Die erste Tierparkdirektorin Europas
«Tiere, meine täglichen Gefährten»: die frühere Direktorin des Tierparks Dählhölzli, Monika Meyer-Holzapfel
TEXT: LIVIA SANDRI; BILD: EUGEN THIERSTEIN
Geprägt durch ein künstlerisch-intellektuelles Elternhaus, verfolgte Monika Meyer-Holzapfel zeitlebens ihre vielfältigen Interessen. Bis zu ihrer Einbürgerung 1935 war sie polnische Staatsbürgerin und beherrschte neben der deutschen auch die polnische Sprache. Sie begann bereits sehr früh, Texte zu schreiben, und engagierte sich als Jugendliche in verschiedenen nationalen und internationalen Vereinen und Jugendbewegungen, die sich insbesondere für Frieden einsetzten. Nach Abschluss ihres Studiums der Zoologie, Botanik, Geologie und Mineralogie an den Universitäten Bern und München und der Promotion mit summa cum laude 1933 arbeitete sie als Assistentin am Zoologischen Institut der Universität Bern. Ihr Mentor Fritz Baltzer erkannte ihr Potential und empfahl sie, als 1944 die Direktionsstelle für den Tierpark Dählhölzli ausgeschrieben wurde. Monika Meyer-Holzapfel setzte sich gegen ihre männlichen Mitbewerber durch und wurde die erste Tierparkdirektorin Europas.

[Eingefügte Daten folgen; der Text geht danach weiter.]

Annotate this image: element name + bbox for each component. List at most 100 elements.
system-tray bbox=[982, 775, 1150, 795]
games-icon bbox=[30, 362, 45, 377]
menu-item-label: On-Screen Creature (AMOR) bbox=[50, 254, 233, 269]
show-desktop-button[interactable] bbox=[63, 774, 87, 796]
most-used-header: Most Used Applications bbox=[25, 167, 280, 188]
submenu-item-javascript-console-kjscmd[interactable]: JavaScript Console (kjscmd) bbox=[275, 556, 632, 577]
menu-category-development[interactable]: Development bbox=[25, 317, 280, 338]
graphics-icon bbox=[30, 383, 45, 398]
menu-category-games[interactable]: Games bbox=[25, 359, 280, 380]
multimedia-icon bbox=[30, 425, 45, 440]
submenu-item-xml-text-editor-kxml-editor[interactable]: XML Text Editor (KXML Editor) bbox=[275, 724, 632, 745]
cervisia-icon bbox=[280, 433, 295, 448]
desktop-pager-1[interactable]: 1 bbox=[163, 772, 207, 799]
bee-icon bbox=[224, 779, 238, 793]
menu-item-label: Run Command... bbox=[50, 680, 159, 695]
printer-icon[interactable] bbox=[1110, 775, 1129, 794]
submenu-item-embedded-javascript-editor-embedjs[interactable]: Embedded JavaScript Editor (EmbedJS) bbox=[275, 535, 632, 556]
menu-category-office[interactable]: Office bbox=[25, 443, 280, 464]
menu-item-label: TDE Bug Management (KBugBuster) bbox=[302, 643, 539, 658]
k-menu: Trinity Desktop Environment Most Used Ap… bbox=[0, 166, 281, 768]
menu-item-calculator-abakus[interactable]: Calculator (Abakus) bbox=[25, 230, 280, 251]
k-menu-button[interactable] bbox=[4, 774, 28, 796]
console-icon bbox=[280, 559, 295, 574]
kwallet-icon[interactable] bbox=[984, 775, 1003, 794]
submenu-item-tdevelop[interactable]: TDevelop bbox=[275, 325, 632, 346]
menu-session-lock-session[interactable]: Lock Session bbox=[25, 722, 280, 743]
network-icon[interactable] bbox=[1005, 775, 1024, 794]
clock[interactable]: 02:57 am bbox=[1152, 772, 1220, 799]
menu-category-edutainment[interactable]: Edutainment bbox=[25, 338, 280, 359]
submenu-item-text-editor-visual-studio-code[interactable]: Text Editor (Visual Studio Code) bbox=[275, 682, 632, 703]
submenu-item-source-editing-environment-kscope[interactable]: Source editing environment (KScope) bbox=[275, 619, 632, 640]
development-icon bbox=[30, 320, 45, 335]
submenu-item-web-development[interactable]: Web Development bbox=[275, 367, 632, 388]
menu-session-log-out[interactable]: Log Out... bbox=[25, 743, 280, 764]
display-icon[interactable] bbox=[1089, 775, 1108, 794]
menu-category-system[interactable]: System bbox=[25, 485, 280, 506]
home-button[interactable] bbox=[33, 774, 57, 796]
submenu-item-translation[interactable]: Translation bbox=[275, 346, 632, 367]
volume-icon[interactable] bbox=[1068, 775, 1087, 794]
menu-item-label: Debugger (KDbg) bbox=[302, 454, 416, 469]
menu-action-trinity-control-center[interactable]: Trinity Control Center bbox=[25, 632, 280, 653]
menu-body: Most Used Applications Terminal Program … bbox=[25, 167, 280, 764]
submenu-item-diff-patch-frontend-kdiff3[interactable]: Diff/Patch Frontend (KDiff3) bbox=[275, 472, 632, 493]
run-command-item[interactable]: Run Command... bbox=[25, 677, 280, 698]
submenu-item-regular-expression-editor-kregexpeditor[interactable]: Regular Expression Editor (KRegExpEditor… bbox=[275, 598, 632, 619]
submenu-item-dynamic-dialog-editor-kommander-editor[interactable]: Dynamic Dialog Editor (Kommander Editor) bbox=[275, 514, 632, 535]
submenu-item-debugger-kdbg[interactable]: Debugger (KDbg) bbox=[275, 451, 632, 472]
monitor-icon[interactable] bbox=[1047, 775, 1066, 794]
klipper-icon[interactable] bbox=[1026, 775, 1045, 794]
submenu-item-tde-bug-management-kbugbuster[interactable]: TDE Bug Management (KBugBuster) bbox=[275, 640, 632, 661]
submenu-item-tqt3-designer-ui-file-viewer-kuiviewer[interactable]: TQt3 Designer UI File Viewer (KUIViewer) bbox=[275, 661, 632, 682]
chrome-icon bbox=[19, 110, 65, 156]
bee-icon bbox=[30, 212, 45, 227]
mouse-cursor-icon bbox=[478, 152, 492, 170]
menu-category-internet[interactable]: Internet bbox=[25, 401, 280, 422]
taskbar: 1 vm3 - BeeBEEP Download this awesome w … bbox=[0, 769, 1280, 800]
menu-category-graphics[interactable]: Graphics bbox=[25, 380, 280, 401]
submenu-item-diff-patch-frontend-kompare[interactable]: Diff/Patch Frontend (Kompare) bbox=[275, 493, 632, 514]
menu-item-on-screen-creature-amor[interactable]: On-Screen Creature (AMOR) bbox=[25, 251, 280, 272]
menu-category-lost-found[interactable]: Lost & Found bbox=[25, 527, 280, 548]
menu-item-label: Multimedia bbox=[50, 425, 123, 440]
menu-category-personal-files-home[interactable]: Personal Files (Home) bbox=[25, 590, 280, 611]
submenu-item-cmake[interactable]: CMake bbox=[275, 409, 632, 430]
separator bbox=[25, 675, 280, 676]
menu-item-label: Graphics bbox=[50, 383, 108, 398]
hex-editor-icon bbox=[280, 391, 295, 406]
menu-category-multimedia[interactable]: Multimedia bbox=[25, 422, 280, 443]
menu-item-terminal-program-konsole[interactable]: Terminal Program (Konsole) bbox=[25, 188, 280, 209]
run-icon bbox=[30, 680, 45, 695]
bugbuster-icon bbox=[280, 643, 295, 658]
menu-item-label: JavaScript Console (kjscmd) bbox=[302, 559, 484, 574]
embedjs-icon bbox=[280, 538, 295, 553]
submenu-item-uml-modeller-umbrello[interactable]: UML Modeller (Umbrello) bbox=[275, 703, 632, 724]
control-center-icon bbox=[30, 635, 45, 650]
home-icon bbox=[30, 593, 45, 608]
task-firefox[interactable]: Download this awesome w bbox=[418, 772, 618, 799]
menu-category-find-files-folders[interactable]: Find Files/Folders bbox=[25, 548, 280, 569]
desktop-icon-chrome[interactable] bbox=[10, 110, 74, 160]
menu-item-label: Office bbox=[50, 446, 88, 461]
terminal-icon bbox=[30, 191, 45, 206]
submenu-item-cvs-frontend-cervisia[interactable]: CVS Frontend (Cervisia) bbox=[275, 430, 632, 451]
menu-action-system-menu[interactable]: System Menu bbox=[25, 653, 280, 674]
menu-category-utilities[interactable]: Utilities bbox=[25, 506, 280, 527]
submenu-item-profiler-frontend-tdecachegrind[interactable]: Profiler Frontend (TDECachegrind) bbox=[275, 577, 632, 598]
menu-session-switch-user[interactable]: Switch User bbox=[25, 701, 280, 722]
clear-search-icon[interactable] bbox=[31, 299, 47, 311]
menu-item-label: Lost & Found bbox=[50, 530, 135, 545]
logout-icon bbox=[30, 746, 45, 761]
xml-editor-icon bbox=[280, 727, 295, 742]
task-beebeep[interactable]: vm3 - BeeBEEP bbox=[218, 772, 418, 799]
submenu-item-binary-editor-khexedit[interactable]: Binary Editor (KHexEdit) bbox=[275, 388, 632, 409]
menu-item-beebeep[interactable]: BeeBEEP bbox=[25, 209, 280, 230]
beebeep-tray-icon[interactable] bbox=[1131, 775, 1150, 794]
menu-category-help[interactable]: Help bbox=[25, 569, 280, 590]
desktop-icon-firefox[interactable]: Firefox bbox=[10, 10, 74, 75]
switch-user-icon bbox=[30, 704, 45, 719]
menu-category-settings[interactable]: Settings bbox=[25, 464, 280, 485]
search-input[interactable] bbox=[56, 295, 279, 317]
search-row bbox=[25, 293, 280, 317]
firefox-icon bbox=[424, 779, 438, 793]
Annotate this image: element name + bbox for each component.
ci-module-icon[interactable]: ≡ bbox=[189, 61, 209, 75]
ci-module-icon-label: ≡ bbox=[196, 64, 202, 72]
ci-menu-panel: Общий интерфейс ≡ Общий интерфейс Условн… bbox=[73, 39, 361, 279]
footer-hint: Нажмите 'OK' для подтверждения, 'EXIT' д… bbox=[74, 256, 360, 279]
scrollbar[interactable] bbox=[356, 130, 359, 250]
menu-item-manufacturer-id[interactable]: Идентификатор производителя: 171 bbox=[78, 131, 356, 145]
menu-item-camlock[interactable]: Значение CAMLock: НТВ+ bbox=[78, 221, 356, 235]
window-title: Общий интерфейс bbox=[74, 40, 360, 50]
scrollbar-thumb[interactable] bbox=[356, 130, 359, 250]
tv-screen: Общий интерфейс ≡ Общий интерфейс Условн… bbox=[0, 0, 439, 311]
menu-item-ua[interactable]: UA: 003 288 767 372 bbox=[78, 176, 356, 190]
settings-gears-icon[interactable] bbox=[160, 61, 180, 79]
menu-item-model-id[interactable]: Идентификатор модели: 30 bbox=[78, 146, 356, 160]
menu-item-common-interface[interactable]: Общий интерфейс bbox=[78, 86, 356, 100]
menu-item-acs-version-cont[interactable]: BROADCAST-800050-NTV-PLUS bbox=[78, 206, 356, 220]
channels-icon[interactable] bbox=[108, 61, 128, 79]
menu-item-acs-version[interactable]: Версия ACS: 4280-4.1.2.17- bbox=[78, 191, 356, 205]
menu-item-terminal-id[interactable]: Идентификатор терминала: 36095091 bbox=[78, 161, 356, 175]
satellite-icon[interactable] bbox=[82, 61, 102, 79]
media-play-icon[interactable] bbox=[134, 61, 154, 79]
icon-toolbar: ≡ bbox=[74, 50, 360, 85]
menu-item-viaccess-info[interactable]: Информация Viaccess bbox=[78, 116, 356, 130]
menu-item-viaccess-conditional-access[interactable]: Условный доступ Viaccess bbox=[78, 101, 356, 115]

Unter ihrer Leitung wuchs die Artenvielfalt im Vivarium, und es kamen Tierarten wie Luchs, Wolf und Wisent hinzu. Zeitgleich unterrichtete sie als Privatdozentin und ab 1954 als Honorarprofessorin für Tierpsychologie (heute Ethologie oder Verhaltensbiologie), Verhaltensforschung und Biologie der Tiere an der Universität Bern. Ein Schwerpunkt ihrer Arbeit war die Erforschung von haltungsbedingten Verhaltensstörungen insbesondere von Tieren in Zoos. Sie befasste sich auch mit Spiel- und Territorialverhalten und nutzte dazu unter anderem Beobachtungen, die sie bei den Bären im Bärengraben machen konnte. Sie forschte und publizierte bis ins hohe Alter und setzte sich auch für die Wiederansiedelung ausgerotteter Tierarten in der Schweiz ein. Sie war Mitglied in der «International Union of Directors of Zoological Gardens» und stand in regem Austausch mit Kolleginnen und Kollegen im Ausland sowie namhaften Forscherinnen und Forschern auf dem Gebiet der Verhaltensbiologie. 1988 wurde ihre Leistung in der Forschung mit einem Ehrendoktorat der Universität Hamburg gewürdigt.
Neben ihrer Tätigkeit als Forscherin schrieb sie Gedichte, betätigte sich als Herausgeberin von Texten von ihren und über ihre Eltern und publizierte Geschichten aus dem Tierpark. Mit «Tiere, meine täglichen Gefährten» (1966) sowie «Tierpark kleine Heimat» (1968) entstanden zwei schöne Publikationen, die den Besucherinnen und Besuchern Einblick in das Leben der Zootiere boten und zeigten, mit welcher Leidenschaft sich Monika Meyer-Holzapfel den Tieren widmete. Sie schrieb in der Einleitung zu «Tiere, meine täglichen Gefährten»: «Nur wenn ich selber lebende Tiere kennenlernte, einen Bären im Zoo, eine junge Eule, eine Kreuzspinne in ihrem Radnetz, dann packte mich die Neugier, und ich war gespannt, wie sie sich verhalten würden.»
Der Nachlass bietet einen facettenreichen Einblick in Monika Meyer-Holzapfels Leben. Er enthält Hefte aus Schul- und Universitätszeit, in denen kunstvolle anatomische Zeichnungen zu finden sind, Korrespondenz mit Familie, Freunden und Forschungskollegen aus aller Welt sowie Manuskripte ihrer zahlreichen wissenschaftlichen und literarischen Publikationen. Er enthält weiter Fotografien aus ihrer Kindheit und Jugend, ihrer Zeit an der Universität und im Tierpark, von Fachkonferenzen sowie Preisverleihungen. Der Einblick in Monika Meyer-Holzapfels spannendes Leben lohnt sich.